I always thought the model did a good job bridging two decades of design, and this C211 that I came across at the recent Mooneyes Street Car Nationals shows how, that with just a few select touches, you can truly get the most out of a Skyline Japan, be it a coupé or a four-door model as we have here.
Originally, the Skyline would have been powered by an L20 straight-six, which certainly wasn’t the most powerful of engines.
The owner has followed the popular route of swapping in a larger motor from the L-series family, and while he was at it, added a Nitrous Oxide Systems N2O kit for those times when the screaming NA is out of its power curve.
The suspension drop is functional from a driving perspective and also sits the SSR Star Sharks perfectly under the Skyline’s cavernous arches.
The 14-inch wheels run Bridgestone Potenza RE11S tyres, which fitted in 185/60 sizing front and back provide plenty of grip while dampening road imperfections through their ample sidewalls.
Skyline Japans usually either came with a pair of round headlights or a single rectangular unit on each side.
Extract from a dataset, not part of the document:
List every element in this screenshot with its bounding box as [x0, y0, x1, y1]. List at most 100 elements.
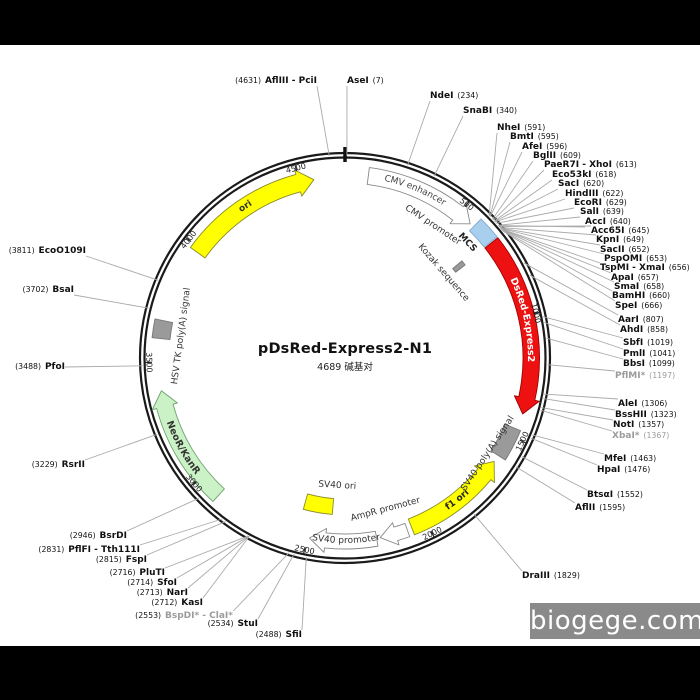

But this one’s running a twin rectangular setup, which is what probably first made me notice it in the first place. It’s also most common to see these cars fitted with a bucktooth splitter; call it ‘must have’ to set off the front end look of any kyusha. However, I quite like how the more sedate squared-off item chosen here works with the sedan body.
It again goes to show how a few small, yet carefully planned touches can have big impact.